The Senate Appropriations Committee voted 7-3 on Monday to approve AB 790, which would establish employee payroll as a continuous appropriation. The measure now goes to floor and could come up for a vote later this week.
We've written about the bill before, but the latest Senate analysis of the measure includes an angle on state worker pay that we've considered for weeks but until now couldn't answer:
Did last year's decision to move the June 2010 payroll costs into the 2010-11 budget year move up how soon Gov. Arnold Schwarzenegger could order state worker wages withheld to the federal minimum if there's a budget delay?
Click the following link for more about how last year's budget legislation could impact state worker pay.
The answer appears to be yes. Here's why:
The law allows the state to withhold employee pay to the federal minimum in the absence of money appropriated for payroll. (Which is why AB 790 is a big deal. If payroll funds become continuously appropriated, the executive wouldn't have legal grounds to withhold pay during budget delays.)

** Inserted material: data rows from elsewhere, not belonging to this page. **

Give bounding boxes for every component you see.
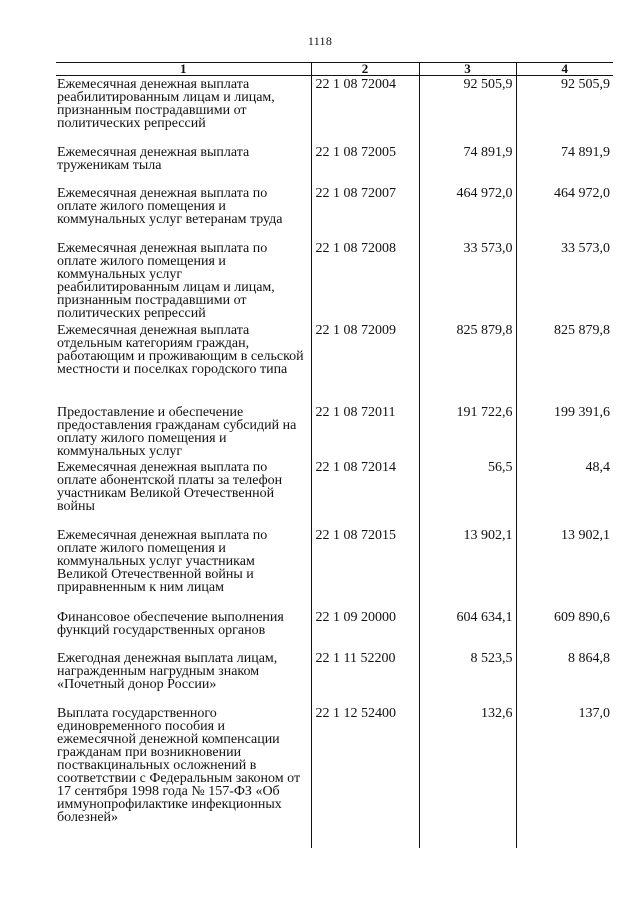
table-row (56, 76, 613, 144)
table-row (56, 185, 613, 240)
row-value-col3-cell: 56,5 (419, 459, 516, 527)
table-row (56, 650, 613, 705)
table-row (56, 459, 613, 527)
row-name-cell: Ежемесячная денежная выплата по оплате жилого помещения и коммунальных услуг участникам Великой Отечественной войны и приравненным к ним лицам (57, 527, 268, 595)
table-row (56, 705, 613, 848)
row-value-col4-cell: 199 391,6 (516, 404, 613, 459)
row-code-cell: 22 1 08 72005 (311, 144, 419, 185)
page-number: 1118 (307, 34, 333, 48)
row-code-cell: 22 1 08 72004 (311, 76, 419, 144)
row-name-cell: Ежемесячная денежная выплата по оплате абонентской платы за телефон участникам Великой Отечественной войны (57, 459, 283, 514)
row-value-col4-cell: 137,0 (516, 705, 613, 848)
row-code-cell: 22 1 08 72009 (311, 322, 419, 404)
row-value-col3-cell: 825 879,8 (419, 322, 516, 404)
row-name-cell: Ежемесячная денежная выплата реабилитированным лицам и лицам, признанным пострадавшими от политических репрессий (57, 77, 275, 131)
row-code-cell: 22 1 12 52400 (311, 705, 419, 848)
row-value-col3-cell: 13 902,1 (419, 527, 516, 609)
row-value-col3-cell: 132,6 (419, 705, 516, 848)
column-header-3: 3 (419, 63, 516, 76)
row-value-col3-cell: 92 505,9 (419, 76, 516, 144)
row-name-cell: Ежемесячная денежная выплата по оплате жилого помещения и коммунальных услуг ветеранам труда (57, 185, 283, 227)
table-row (56, 144, 613, 185)
row-value-col4-cell: 8 864,8 (516, 650, 613, 705)
row-value-col4-cell: 825 879,8 (516, 322, 613, 404)
row-code-cell: 22 1 09 20000 (311, 609, 419, 650)
row-value-col3-cell: 191 722,6 (419, 404, 516, 459)
row-name-cell: Выплата государственного единовременного пособия и ежемесячной денежной компенсации гражданам при возникновении поствакцинальных осложнений в соответствии с Федеральным законом от 17 сентября 1998 года № 157-ФЗ «Об иммунопрофилактике инфекционных болезней» (57, 705, 301, 825)
row-value-col4-cell: 74 891,9 (516, 144, 613, 185)
row-name-cell: Предоставление и обеспечение предоставления гражданам субсидий на оплату жилого помещения и коммунальных услуг (57, 404, 297, 459)
row-code-cell: 22 1 08 72015 (311, 527, 419, 609)
row-value-col3-cell: 464 972,0 (419, 185, 516, 240)
row-code-cell: 22 1 11 52200 (311, 650, 419, 705)
row-value-col3-cell: 604 634,1 (419, 609, 516, 650)
row-name-cell: Финансовое обеспечение выполнения функций государственных органов (57, 609, 284, 638)
row-value-col4-cell: 13 902,1 (516, 527, 613, 609)
row-name-cell: Ежемесячная денежная выплата отдельным категориям граждан, работающим и проживающим в сельской местности и поселках городского типа (57, 322, 304, 377)
table-row (56, 527, 613, 609)
table-row (56, 240, 613, 322)
row-value-col3-cell: 74 891,9 (419, 144, 516, 185)
row-value-col4-cell: 92 505,9 (516, 76, 613, 144)
table-row (56, 609, 613, 650)
column-header-1: 1 (56, 63, 311, 76)
column-header-4: 4 (516, 63, 613, 76)
row-code-cell: 22 1 08 72008 (311, 240, 419, 322)
table-row (56, 404, 613, 459)
row-name-cell: Ежемесячная денежная выплата по оплате жилого помещения и коммунальных услуг реабилитированным лицам и лицам, признанным пострадавшими от политических репрессий (57, 240, 275, 321)
row-value-col3-cell: 33 573,0 (419, 240, 516, 322)
row-value-col4-cell: 33 573,0 (516, 240, 613, 322)
row-name-cell: Ежегодная денежная выплата лицам, награжденным нагрудным знаком «Почетный донор России» (57, 650, 278, 692)
table-row (56, 322, 613, 404)
column-header-2: 2 (311, 63, 419, 76)
row-code-cell: 22 1 08 72007 (311, 185, 419, 240)
row-value-col4-cell: 48,4 (516, 459, 613, 527)
row-value-col3-cell: 8 523,5 (419, 650, 516, 705)
row-value-col4-cell: 609 890,6 (516, 609, 613, 650)
header-row (56, 63, 613, 76)
row-code-cell: 22 1 08 72011 (311, 404, 419, 459)
budget-table (56, 62, 613, 848)
row-code-cell: 22 1 08 72014 (311, 459, 419, 527)
row-value-col4-cell: 464 972,0 (516, 185, 613, 240)
row-name-cell: Ежемесячная денежная выплата труженикам тыла (57, 144, 250, 173)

Last year, as part of a package of budget bills aimed at closing the 2009-10 budget gap, lawmakers approved ABX4 12, which included an accounting gimmick that pushes June payroll costs into the July 1 start of following fiscal year:
Notwithstanding any other law, on and after January 1, 2010, payments to employees made through the Uniform State Payroll System for a pay period ending on June 30 of each year shall be on or after July 1, provided that employees shall, in any event, be paid promptly.
The Senate Appropriations analysis of AB 790 quotes that passage of the budget bill and then concludes:
This language appears to require that any minimum wage order would have to be implemented effective for the month of June since the funds would not be appropriated until the new budget is enacted.
In other words, it appears that Schwarzenegger could order pay for June withheld if lawmakers don't cut a budget deal by the June 15 legal deadline.
Whether the guy responsible for cutting the checks, Controller John Chiang, would go along with the order is another question entirely.